A few days ago, Nick Statt reported:
MoviePass responded late this evening to a number of reports calling into question the company’s privacy policy after CEO Mitch Lowe publicly claimed the theater subscription service tracks its users’ locations. A spokesperson for the company clarified that MoviePass has no intentions to sell this data, and the company at the moment is only “exploring” utilizing location-based marketing as a way to “enhance the overall experience by creating more opportunities” for subscribers to “enjoy all the various elements of a good movie night.”

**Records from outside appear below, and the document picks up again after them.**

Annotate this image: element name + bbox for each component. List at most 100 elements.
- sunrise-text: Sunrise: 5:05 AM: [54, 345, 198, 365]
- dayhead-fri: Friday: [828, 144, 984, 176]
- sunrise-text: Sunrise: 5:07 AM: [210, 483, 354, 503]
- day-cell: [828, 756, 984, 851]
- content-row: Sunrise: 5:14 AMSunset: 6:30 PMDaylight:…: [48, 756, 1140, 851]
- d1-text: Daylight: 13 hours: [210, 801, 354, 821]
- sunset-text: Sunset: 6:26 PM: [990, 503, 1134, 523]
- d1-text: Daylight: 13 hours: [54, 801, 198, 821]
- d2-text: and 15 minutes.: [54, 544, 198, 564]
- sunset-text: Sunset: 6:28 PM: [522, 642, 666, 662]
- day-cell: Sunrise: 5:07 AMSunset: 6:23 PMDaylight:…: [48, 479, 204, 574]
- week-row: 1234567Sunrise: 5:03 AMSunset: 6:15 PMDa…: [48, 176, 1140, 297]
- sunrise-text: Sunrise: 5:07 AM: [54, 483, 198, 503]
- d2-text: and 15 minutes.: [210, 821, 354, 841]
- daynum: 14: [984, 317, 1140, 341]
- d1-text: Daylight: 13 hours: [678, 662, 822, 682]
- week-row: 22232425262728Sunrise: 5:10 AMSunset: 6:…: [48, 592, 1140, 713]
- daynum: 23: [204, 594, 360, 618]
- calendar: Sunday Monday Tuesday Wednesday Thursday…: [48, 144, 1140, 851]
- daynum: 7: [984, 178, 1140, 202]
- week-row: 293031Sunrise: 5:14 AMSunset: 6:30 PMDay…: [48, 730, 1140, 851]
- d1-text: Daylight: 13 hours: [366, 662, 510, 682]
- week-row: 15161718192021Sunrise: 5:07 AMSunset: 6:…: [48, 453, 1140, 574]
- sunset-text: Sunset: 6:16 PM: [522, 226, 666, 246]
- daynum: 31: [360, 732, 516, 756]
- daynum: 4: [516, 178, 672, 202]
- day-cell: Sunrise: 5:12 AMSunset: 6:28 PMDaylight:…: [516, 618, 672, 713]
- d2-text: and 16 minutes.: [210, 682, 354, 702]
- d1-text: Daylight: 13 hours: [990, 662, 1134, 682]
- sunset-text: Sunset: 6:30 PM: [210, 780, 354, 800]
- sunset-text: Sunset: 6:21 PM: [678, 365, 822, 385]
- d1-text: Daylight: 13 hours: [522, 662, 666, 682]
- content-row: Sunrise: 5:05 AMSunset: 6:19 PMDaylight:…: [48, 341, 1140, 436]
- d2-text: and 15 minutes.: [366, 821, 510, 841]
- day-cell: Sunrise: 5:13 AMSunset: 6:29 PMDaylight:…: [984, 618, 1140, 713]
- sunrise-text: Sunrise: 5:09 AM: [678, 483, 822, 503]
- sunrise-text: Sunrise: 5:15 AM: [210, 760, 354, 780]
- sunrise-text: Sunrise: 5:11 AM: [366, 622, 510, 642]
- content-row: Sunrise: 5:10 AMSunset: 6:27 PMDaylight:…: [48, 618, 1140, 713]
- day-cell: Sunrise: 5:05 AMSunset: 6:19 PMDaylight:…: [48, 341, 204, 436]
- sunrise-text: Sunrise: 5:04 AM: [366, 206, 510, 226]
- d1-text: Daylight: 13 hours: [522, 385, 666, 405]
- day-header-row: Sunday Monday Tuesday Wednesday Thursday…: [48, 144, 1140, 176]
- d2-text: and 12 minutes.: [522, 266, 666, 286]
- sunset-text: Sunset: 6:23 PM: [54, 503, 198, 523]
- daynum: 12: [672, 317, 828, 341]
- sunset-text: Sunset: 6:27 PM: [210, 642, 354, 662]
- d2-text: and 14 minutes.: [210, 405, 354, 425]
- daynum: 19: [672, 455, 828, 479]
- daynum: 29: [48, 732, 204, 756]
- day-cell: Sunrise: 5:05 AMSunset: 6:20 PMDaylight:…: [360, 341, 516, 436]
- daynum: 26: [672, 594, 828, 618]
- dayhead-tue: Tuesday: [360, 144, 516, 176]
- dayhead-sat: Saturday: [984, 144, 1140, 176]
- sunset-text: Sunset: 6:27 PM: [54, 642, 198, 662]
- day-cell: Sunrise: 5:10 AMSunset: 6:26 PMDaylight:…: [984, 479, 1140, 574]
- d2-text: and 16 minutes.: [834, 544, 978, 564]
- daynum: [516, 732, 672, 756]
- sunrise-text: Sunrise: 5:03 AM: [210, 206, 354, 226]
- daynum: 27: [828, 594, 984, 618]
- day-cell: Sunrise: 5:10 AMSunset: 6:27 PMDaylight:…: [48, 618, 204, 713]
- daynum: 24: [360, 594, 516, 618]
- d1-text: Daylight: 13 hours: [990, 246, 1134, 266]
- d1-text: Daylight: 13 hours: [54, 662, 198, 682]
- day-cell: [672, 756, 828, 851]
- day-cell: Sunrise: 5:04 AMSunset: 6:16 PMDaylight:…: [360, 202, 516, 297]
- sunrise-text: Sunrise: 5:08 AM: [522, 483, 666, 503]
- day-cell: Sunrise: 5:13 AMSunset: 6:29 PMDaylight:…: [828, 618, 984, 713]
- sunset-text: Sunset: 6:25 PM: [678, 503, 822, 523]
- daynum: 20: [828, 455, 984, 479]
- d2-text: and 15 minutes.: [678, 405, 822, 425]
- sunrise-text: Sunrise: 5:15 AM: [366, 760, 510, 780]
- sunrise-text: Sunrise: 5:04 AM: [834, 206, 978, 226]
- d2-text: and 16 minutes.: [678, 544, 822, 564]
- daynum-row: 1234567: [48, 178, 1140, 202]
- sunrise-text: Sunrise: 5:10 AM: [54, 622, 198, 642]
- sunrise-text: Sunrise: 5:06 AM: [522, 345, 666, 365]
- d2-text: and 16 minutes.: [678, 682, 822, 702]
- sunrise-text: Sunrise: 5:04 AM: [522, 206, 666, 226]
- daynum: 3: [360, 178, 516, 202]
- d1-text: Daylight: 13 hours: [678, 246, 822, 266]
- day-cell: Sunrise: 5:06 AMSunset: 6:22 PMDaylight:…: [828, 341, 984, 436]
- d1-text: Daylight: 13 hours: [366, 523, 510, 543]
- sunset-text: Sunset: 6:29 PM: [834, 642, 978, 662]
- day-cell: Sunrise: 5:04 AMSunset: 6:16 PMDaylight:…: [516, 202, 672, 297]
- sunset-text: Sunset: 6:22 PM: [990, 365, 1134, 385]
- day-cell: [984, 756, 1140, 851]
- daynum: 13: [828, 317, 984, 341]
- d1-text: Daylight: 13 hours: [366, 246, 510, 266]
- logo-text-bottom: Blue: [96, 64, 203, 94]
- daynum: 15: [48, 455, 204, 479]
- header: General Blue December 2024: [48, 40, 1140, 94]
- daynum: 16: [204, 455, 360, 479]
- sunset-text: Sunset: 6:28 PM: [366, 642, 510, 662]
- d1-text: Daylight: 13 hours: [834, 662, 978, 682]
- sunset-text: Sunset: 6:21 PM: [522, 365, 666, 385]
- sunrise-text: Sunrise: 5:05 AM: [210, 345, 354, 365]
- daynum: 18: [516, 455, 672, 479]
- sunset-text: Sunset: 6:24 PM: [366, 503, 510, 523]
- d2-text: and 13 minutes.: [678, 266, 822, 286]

Use of location-based data is mentioned only once in MoviePass’ privacy policy, which says a user’s location is checked only to verify whether they are in fact nearby the specified theater they intend to purchase a movie ticket from.
Read more on The Verge.
By this morning, MoviePass’s location data gathering was headline news as the company hurried to put out the outrage fires that had sprung up. TechCrunch reported that
MoviePass has issued an update for its iOS app that removes “unused app location capability,” apparently a response to widespread concern after the company’s CEO said: “We watch how you drive from home to the movies. We watch where you go afterwards.”
It’s nice to see the public wake up and roar over privacy-invasive apps that do not even clearly disclose the scope of their privacy invasion. Keep it up, public. Keep it up.